RE: [PATCH 3/3] vfio: Report PASID capability via VFIO_DEVICE_FEATURE ioctl

From: Tian, Kevin
Date: Tue Dec 12 2023 - 21:10:45 EST


> From: Jason Gunthorpe <jgg@xxxxxxxxxx>
> Sent: Tuesday, December 12, 2023 11:35 PM
>
> On Mon, Dec 11, 2023 at 11:49:49AM -0700, Alex Williamson wrote:
> > On Mon, 11 Dec 2023 14:10:28 -0400
> > Jason Gunthorpe <jgg@xxxxxxxxxx> wrote:
> >
> > > On Mon, Dec 11, 2023 at 11:03:45AM -0700, Alex Williamson wrote:
> > > > On Sun, 26 Nov 2023 22:39:09 -0800
> > > > Yi Liu <yi.l.liu@xxxxxxxxx> wrote:
> >
> > > > > the PF). Creating a virtual PASID capability in vfio-pci config space
> needs
> > > > > to find a hole to place it, but doing so may require device specific
> > > > > knowledge to avoid potential conflict with device specific registers
> like
> > > > > hiden bits in VF config space.
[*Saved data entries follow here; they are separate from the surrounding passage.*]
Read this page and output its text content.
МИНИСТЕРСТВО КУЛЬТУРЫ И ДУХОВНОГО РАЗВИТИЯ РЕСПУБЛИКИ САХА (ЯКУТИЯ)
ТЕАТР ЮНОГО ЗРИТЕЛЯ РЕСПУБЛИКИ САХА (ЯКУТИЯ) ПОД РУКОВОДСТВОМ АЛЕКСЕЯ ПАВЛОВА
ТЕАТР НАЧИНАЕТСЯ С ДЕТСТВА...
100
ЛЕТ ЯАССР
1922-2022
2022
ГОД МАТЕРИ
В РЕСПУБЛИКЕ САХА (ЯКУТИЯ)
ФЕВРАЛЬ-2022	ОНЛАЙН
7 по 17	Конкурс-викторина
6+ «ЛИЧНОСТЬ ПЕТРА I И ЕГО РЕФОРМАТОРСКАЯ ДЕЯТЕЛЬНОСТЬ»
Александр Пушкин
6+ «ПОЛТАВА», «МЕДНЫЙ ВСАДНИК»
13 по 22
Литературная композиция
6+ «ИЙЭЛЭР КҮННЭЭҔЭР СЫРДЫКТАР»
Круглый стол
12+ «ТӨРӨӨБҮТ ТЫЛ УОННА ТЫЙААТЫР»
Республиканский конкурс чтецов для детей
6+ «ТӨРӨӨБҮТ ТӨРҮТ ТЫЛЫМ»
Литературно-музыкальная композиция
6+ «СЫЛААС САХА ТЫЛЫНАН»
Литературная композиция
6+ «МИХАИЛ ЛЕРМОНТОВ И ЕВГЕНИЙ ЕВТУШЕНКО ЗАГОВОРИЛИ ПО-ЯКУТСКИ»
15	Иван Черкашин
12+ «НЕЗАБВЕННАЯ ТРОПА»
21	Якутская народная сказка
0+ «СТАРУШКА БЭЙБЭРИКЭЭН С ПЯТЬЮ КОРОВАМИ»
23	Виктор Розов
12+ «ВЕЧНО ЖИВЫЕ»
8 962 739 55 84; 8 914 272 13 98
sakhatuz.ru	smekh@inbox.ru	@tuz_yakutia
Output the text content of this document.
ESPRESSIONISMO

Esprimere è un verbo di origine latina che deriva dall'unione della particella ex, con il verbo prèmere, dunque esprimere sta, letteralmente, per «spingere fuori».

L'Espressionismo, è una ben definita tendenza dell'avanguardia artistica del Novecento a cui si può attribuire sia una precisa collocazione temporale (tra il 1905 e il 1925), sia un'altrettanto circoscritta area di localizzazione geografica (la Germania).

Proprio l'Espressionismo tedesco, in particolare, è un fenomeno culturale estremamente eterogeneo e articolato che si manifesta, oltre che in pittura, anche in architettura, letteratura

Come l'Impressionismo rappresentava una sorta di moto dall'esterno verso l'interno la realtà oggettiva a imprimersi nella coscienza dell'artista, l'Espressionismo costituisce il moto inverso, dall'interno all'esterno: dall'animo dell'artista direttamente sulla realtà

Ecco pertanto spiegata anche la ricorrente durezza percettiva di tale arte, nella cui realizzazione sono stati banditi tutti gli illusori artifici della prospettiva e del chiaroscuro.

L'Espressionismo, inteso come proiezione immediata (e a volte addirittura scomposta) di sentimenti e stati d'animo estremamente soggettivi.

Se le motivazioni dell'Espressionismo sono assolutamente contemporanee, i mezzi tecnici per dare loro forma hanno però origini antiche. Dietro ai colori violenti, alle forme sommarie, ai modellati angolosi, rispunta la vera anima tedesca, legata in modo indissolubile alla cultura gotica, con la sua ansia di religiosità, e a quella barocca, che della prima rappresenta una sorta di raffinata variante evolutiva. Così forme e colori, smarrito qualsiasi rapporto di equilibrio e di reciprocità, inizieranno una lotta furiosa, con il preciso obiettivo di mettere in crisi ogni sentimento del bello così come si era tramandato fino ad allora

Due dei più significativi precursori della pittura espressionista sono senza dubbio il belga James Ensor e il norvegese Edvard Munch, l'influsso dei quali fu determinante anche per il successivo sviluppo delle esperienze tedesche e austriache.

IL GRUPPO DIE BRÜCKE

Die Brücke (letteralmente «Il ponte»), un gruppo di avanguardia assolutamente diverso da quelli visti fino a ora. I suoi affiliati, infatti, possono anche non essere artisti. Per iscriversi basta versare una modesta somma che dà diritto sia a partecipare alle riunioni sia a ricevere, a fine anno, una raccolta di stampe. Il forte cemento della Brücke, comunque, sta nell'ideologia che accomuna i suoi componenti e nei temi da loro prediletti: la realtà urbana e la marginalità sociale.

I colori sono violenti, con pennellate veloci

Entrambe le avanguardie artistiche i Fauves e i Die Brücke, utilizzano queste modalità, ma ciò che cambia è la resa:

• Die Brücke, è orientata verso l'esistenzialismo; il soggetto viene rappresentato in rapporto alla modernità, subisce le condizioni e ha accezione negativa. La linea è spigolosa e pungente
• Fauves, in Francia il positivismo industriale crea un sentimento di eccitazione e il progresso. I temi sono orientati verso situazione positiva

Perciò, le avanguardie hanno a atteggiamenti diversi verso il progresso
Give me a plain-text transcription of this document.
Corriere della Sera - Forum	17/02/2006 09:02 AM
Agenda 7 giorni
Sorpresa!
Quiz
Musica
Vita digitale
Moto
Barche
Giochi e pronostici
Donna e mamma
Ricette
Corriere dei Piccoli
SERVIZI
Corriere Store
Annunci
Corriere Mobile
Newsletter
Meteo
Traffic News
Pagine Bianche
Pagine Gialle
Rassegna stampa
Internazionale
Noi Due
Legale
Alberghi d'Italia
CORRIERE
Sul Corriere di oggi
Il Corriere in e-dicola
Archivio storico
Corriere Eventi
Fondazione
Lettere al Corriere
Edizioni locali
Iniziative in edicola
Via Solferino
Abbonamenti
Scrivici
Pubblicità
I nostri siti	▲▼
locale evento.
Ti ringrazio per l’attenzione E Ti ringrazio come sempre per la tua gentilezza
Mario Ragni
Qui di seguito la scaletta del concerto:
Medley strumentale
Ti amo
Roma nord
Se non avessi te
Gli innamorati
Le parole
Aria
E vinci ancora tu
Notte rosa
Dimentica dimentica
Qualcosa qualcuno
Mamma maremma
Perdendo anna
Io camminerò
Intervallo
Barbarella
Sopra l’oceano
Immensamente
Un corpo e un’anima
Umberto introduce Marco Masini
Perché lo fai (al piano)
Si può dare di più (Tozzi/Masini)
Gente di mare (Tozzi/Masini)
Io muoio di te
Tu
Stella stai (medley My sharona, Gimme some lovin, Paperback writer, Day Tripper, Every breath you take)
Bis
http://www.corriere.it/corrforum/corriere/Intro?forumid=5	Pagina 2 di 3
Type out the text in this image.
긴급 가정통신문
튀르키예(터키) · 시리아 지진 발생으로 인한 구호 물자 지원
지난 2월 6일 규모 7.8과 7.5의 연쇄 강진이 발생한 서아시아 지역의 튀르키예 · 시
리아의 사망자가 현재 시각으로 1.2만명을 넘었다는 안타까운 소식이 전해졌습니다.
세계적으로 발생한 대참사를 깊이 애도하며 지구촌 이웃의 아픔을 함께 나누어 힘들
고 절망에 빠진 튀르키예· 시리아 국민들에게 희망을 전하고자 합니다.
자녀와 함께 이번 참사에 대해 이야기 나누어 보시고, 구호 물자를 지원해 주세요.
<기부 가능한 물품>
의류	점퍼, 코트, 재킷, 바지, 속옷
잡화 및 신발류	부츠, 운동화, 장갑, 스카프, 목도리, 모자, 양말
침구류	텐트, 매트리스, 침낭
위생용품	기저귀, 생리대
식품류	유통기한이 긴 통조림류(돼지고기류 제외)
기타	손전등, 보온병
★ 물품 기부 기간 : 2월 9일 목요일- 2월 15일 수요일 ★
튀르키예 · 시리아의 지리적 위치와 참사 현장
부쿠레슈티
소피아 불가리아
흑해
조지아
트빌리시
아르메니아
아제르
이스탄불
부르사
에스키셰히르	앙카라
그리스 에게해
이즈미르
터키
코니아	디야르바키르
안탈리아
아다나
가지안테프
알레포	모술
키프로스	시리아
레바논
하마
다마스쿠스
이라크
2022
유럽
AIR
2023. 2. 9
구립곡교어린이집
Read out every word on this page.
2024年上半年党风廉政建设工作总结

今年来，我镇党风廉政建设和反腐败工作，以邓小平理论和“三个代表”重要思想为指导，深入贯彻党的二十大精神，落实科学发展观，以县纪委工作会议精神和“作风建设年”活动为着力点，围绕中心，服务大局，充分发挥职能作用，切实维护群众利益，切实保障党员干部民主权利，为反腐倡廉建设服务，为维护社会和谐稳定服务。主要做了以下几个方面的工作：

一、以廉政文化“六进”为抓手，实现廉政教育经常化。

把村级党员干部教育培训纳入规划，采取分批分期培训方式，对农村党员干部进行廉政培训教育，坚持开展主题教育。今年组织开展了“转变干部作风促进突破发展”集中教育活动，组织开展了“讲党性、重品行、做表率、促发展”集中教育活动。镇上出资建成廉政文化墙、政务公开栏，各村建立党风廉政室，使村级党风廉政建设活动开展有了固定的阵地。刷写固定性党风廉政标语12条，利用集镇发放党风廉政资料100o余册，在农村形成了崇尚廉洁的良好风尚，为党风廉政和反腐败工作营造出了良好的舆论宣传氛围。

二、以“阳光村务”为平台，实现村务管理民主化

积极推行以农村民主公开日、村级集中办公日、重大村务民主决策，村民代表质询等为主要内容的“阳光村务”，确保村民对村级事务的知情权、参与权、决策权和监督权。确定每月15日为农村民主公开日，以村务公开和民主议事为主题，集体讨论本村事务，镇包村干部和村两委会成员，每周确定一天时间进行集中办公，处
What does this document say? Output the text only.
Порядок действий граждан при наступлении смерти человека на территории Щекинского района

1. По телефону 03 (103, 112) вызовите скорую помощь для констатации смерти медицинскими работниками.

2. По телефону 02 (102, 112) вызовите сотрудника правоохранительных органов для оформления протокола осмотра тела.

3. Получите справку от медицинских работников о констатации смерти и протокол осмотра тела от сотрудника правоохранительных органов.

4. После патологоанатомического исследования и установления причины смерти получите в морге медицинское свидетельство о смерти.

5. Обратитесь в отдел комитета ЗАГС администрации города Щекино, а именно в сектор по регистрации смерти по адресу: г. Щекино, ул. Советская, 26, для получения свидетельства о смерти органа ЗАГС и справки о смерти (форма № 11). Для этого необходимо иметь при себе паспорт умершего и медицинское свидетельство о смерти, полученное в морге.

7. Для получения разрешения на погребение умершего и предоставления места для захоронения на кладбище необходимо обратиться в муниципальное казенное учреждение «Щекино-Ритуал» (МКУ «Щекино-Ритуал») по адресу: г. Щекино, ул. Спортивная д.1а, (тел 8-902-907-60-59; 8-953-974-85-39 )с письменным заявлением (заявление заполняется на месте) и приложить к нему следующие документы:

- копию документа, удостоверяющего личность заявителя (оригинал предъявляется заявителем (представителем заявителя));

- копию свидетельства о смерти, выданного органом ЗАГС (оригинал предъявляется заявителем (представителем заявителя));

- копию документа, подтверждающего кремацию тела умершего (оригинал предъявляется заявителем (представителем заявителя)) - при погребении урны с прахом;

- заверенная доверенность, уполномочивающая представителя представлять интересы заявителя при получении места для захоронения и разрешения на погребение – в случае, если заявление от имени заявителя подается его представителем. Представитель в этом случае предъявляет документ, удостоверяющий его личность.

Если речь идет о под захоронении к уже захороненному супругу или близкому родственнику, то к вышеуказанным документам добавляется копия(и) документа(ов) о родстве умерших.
It's simpler by moving this burden to
> the
> > > > > VMM instead of maintaining a quirk system in the kernel.
> > > >
> > > > This feels a bit like an incomplete solution though and we might
> > > > already posses device specific knowledge in the form of a variant
> > > > driver. Should this feature structure include a flag + field that
> > > > could serve to generically indicate to the VMM a location for
> > > > implementing the PASID capability? The default core implementation
> > > > might fill this only for PFs where clearly an emualted PASID capability
> > > > can overlap the physical capability. Thanks,
> > >
> > > In many ways I would perfer to solve this for good by having a way to
> > > learn a range of available config space - I liked the suggestion to
> > > use a DVSEC to mark empty space.
> >
> > Yes, DVSEC is the most plausible option for the device itself to convey
> > unused config space, but that requires hardware adoption so presumably
> > we're going to need to fill the gaps with device specific code. That
> > code might live in a variant driver or in the VMM. If we have faith
> > that DVSEC is the way, it'd make sense for a variant driver to
> > implement a virtual DVSEC to work out the QEMU implementation and set
> a
> > precedent.
>
> How hard do you think it would be for the kernel to synthesize the
> dvsec if the varient driver can provide a range for it?
>
> On the other hand I'm not so keen on having variant drivers that are
> only doing this just to avoid a table in qemu :\ It seems like a

me too. If we really want something like this I'd prefer to tracking a
table of device specific ranges instead of requesting full-fledged
variant drivers.